Courses taken at AWC:
Advanced Fiction Writing Techniques (Novel Writing Essentials)
Graci Kim has worked as a diplomat, cooking show host and even made kids’ toys – but it was when she sat down to reread her favourite childhood novels that she discovered her passion.
“It hit me – none of the books I read and treasured as a child had people like me in them. All the books I’d loved were about white people. I had been invisible on the page my whole life,” Graci says. She signed up for a course at the Australian Writers’ Centre and started writing books about Korean diaspora kids having magical adventures.
Graci’s debut middle-grade novel, The Last Fallen Star, has now been published by Disney Hyperion (Rick Riordan Presents) and the trilogy has been optioned by the Disney Channel for a live action television series.
Connecting with the writing community
Graci had just returned home to New Zealand after a decade abroad and felt like she wanted to try something new.
“And that’s when I realised I needed to write. I needed to write to fill the gap, so that Asian (and specifically Korean) diaspora kids who looked like me could see themselves alive and thriving on the page – seeking magic, going on adventures, and being the heroines of their stories,” Graci says. “I needed to write because we had a voice too; and that our stories also held value that demanded to be shared with all people.”
But first she had to learn how to write! As a longtime listener of the So you want to be a writer podcast, Graci had heard of the AWC’s courses. She enrolled in Advanced Fiction Writing Techniques (now called Novel Writing Essentials) and started on her writing path.
“The most useful part of the course was the community with whom I got to share the learning journey,” Graci says. “A small group of us stayed in touch following the course, and became critique partners for one another.

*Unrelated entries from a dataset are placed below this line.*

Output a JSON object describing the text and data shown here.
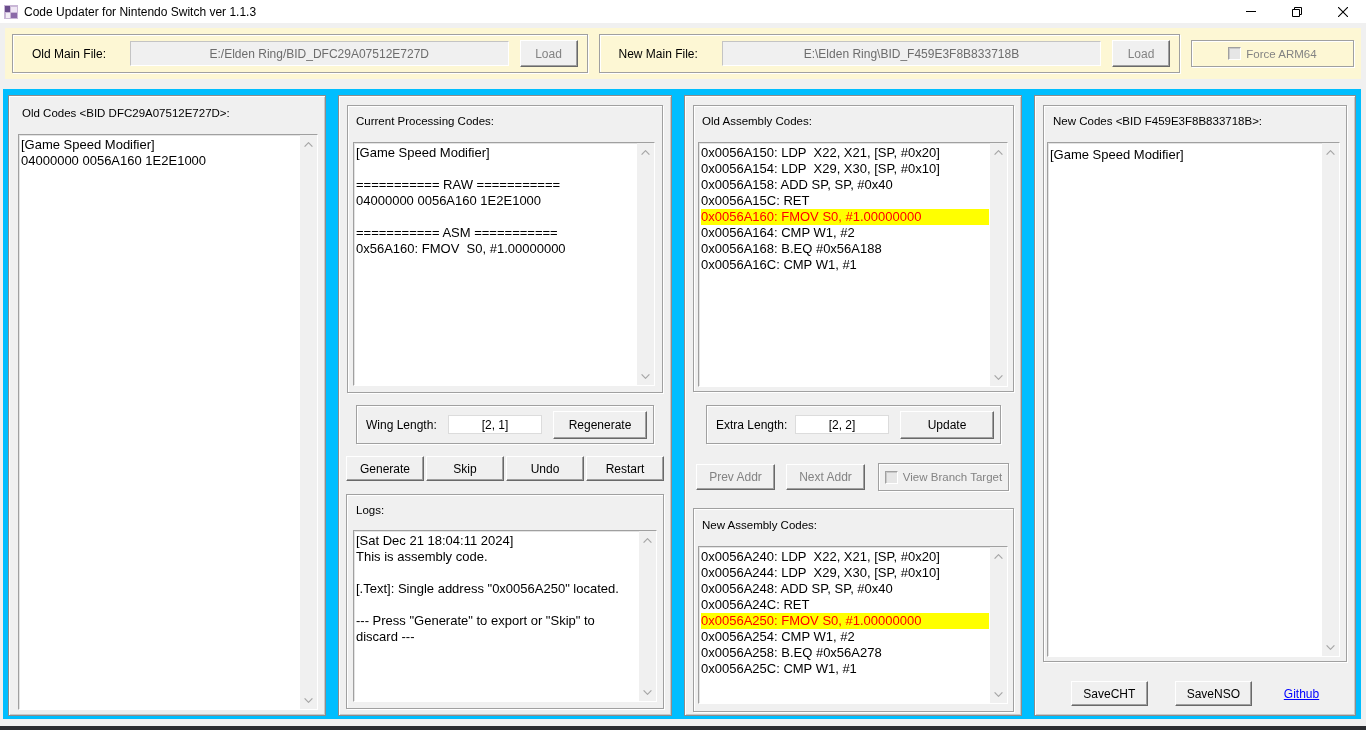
{
  "window": {
    "title": "Code Updater for Nintendo Switch ver 1.1.3"
  },
  "file_bar": {
    "old_main_file": {
      "label": "Old Main File:",
      "path": {
        "value": "E:/Elden Ring/BID_DFC29A07512E727D",
        "disabled": true
      },
      "load_button": {
        "label": "Load",
        "disabled": true
      }
    },
    "new_main_file": {
      "label": "New Main File:",
      "path": {
        "value": "E:\\Elden Ring\\BID_F459E3F8B833718B",
        "disabled": true
      },
      "load_button": {
        "label": "Load",
        "disabled": true
      }
    },
    "force_arm64": {
      "label": "Force ARM64",
      "checked": false,
      "disabled": true
    }
  },
  "old_codes": {
    "title": "Old Codes <BID DFC29A07512E727D>:",
    "text": "[Game Speed Modifier]\n04000000 0056A160 1E2E1000"
  },
  "current_processing": {
    "title": "Current Processing Codes:",
    "text": "[Game Speed Modifier]\n\n=========== RAW ===========\n04000000 0056A160 1E2E1000\n\n=========== ASM ===========\n0x56A160: FMOV  S0, #1.00000000"
  },
  "wing_length": {
    "label": "Wing Length:",
    "value": "[2, 1]",
    "button": {
      "label": "Regenerate",
      "disabled": false
    }
  },
  "actions": [
    {
      "label": "Generate",
      "disabled": false
    },
    {
      "label": "Skip",
      "disabled": false
    },
    {
      "label": "Undo",
      "disabled": false
    },
    {
      "label": "Restart",
      "disabled": false
    }
  ],
  "logs": {
    "title": "Logs:",
    "text": "[Sat Dec 21 18:04:11 2024]\nThis is assembly code.\n\n[.Text]: Single address \"0x0056A250\" located.\n\n--- Press \"Generate\" to export or \"Skip\" to discard ---"
  },
  "old_assembly": {
    "title": "Old Assembly Codes:",
    "lines": [
      {
        "text": "0x0056A150: LDP  X22, X21, [SP, #0x20]",
        "selected": false
      },
      {
        "text": "0x0056A154: LDP  X29, X30, [SP, #0x10]",
        "selected": false
      },
      {
        "text": "0x0056A158: ADD SP, SP, #0x40",
        "selected": false
      },
      {
        "text": "0x0056A15C: RET",
        "selected": false
      },
      {
        "text": "0x0056A160: FMOV S0, #1.00000000",
        "selected": true
      },
      {
        "text": "0x0056A164: CMP W1, #2",
        "selected": false
      },
      {
        "text": "0x0056A168: B.EQ #0x56A188",
        "selected": false
      },
      {
        "text": "0x0056A16C: CMP W1, #1",
        "selected": false
      }
    ]
  },
  "extra_length": {
    "label": "Extra Length:",
    "value": "[2, 2]",
    "button": {
      "label": "Update",
      "disabled": false
    }
  },
  "navigation": {
    "buttons": [
      {
        "label": "Prev Addr",
        "disabled": true
      },
      {
        "label": "Next Addr",
        "disabled": true
      }
    ],
    "view_branch_target": {
      "label": "View Branch Target",
      "checked": false,
      "disabled": true
    }
  },
  "new_assembly": {
    "title": "New Assembly Codes:",
    "lines": [
      {
        "text": "0x0056A240: LDP  X22, X21, [SP, #0x20]",
        "selected": false
      },
      {
        "text": "0x0056A244: LDP  X29, X30, [SP, #0x10]",
        "selected": false
      },
      {
        "text": "0x0056A248: ADD SP, SP, #0x40",
        "selected": false
      },
      {
        "text": "0x0056A24C: RET",
        "selected": false
      },
      {
        "text": "0x0056A250: FMOV S0, #1.00000000",
        "selected": true
      },
      {
        "text": "0x0056A254: CMP W1, #2",
        "selected": false
      },
      {
        "text": "0x0056A258: B.EQ #0x56A278",
        "selected": false
      },
      {
        "text": "0x0056A25C: CMP W1, #1",
        "selected": false
      }
    ]
  },
  "new_codes": {
    "title": "New Codes <BID F459E3F8B833718B>:",
    "text": "[Game Speed Modifier]"
  },
  "save_buttons": [
    {
      "label": "SaveCHT",
      "disabled": false
    },
    {
      "label": "SaveNSO",
      "disabled": false
    }
  ],
  "github_link": {
    "label": "Github"
  }
}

At the early stages when the obstacles to writing were greater than the milestones, having a community of fellow writers was invaluable, and probably one of the main reasons I didn’t throw in the towel!”
From Tweet to publication
Graci’s first manuscript was a YA contemporary novel with speculative elements, which she used to query agents. Although she wasn’t successful with that manuscript, she learned a lot about the publishing industry. She then started on a new manuscript and pitched it in a Twitter contest for historically marginalised writers. Her pitch tweet was a huge success, garnering 200 likes from people in the publishing industry.
“From there, I made a shortlist of agents from that group to query with my new manuscript. Three weeks later, following a partial Revise & Resubmit request, I ended up signing with Carrie Pestritto from Laura Dail Literary Agency [based in New York],” Graci says.

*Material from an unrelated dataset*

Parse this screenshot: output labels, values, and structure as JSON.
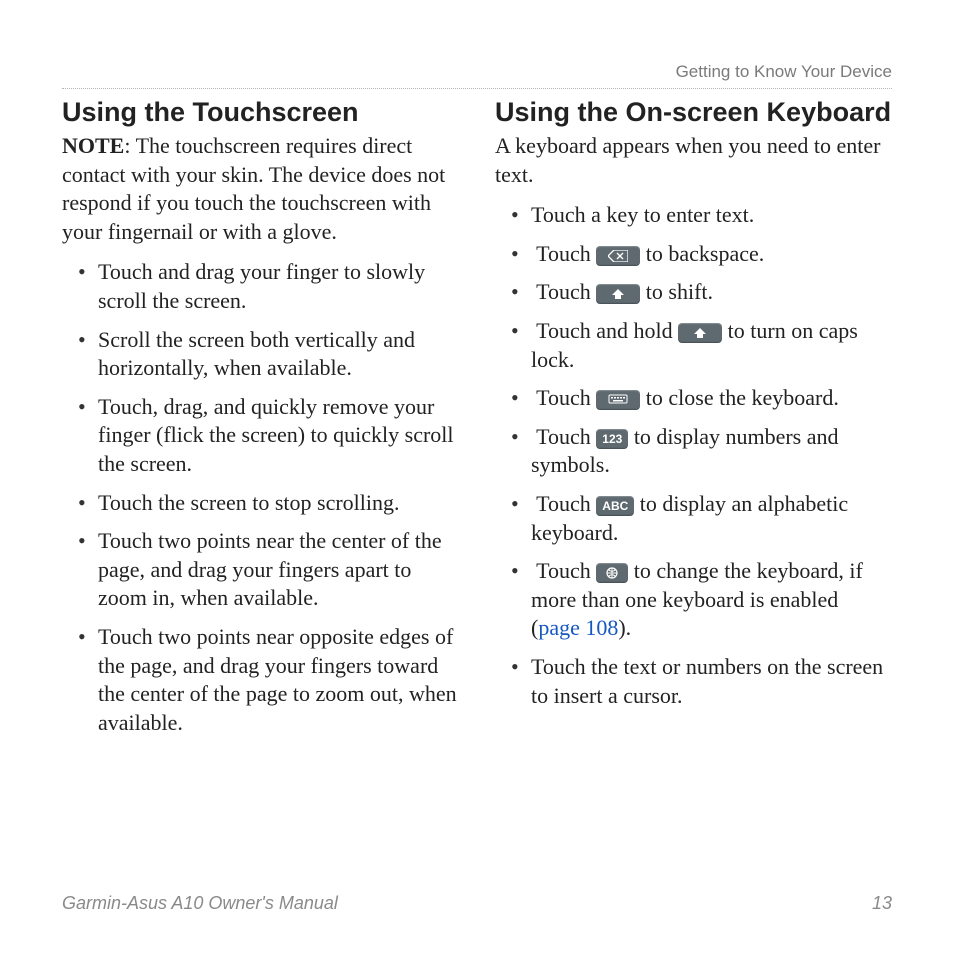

Working with Carrie, Graci started submitting her manuscript to various publishers before it was picked up by Rick Riordan Presents, Disney Hyperion. It was an extraordinary moment for Graci, who was having a prenatal appointment at the time!

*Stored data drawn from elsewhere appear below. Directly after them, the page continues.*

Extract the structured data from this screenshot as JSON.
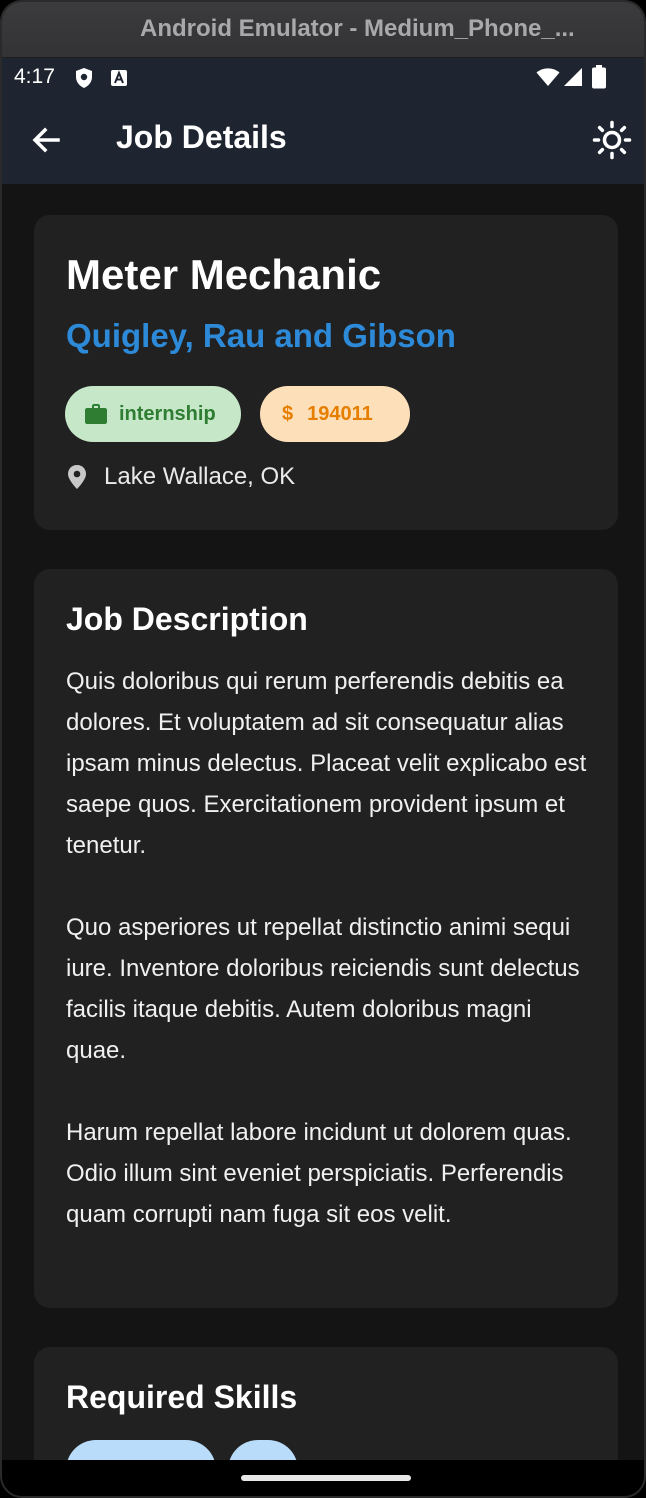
{
  "window": {
    "title": "Android Emulator - Medium_Phone_..."
  },
  "status_bar": {
    "time": "4:17",
    "icons": [
      "shield-icon",
      "a-badge-icon",
      "wifi-icon",
      "signal-icon",
      "battery-icon"
    ]
  },
  "app_bar": {
    "title": "Job Details",
    "back_icon": "arrow-back-icon",
    "theme_icon": "sun-icon"
  },
  "job": {
    "title": "Meter Mechanic",
    "company": "Quigley, Rau and Gibson",
    "type": "internship",
    "salary_symbol": "$",
    "salary": "194011",
    "location": "Lake Wallace, OK"
  },
  "description": {
    "title": "Job Description",
    "text": "Quis doloribus qui rerum perferendis debitis ea dolores. Et voluptatem ad sit consequatur alias ipsam minus delectus. Placeat velit explicabo est saepe quos. Exercitationem provident ipsum et tenetur.\n\nQuo asperiores ut repellat distinctio animi sequi iure. Inventore doloribus reiciendis sunt delectus facilis itaque debitis. Autem doloribus magni quae.\n\nHarum repellat labore incidunt ut dolorem quas. Odio illum sint eveniet perspiciatis. Perferendis quam corrupti nam fuga sit eos velit."
  },
  "skills": {
    "title": "Required Skills"
  },
  "colors": {
    "app_bar": "#1f2530",
    "background": "#141414",
    "card": "#212121",
    "company": "#2d8ad9",
    "chip_type_bg": "#c6e7c8",
    "chip_type_fg": "#2e7d32",
    "chip_salary_bg": "#fde0b9",
    "chip_salary_fg": "#e67e00",
    "skill_chip": "#b9dcfa"
  }
}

“I had just gotten my blood taken that day, and was already feeling a little faint. But then to be lying on a clinic bed getting a 12-week scan on my pregnant belly when the message came through that my manuscript was going to be a real book… and one edited and presented by Rick Riordan no less… What can I say? It was a rather emotional moment!!”
The Percy Jackson author is glowing in his praise. “Graci Kim does such an amazing job of blending Korean mythology into the modern world, I am now wondering how I ever lived without knowing all this cool information,” Rick Riordan says of Graci’s debut. He even appeared at one of her launch events in Houston, Texas.
The Last Fallen Star is a mythology-inspired middle grade adventure about Korean witches in LA, forbidden spells and one adopted girl’s search for belonging. It is the first in the Gifted Clans trilogy, with the other books due to be published over the next two years.
“Doing the course, learning the tools, and having an experienced teacher guide me through the foundations made me realise that despite there being a mountain ahead of me, it was one I could navigate if I just put in the work,” Graci says. “It made me realise my dreams were perhaps not as impossible as I once had thought.”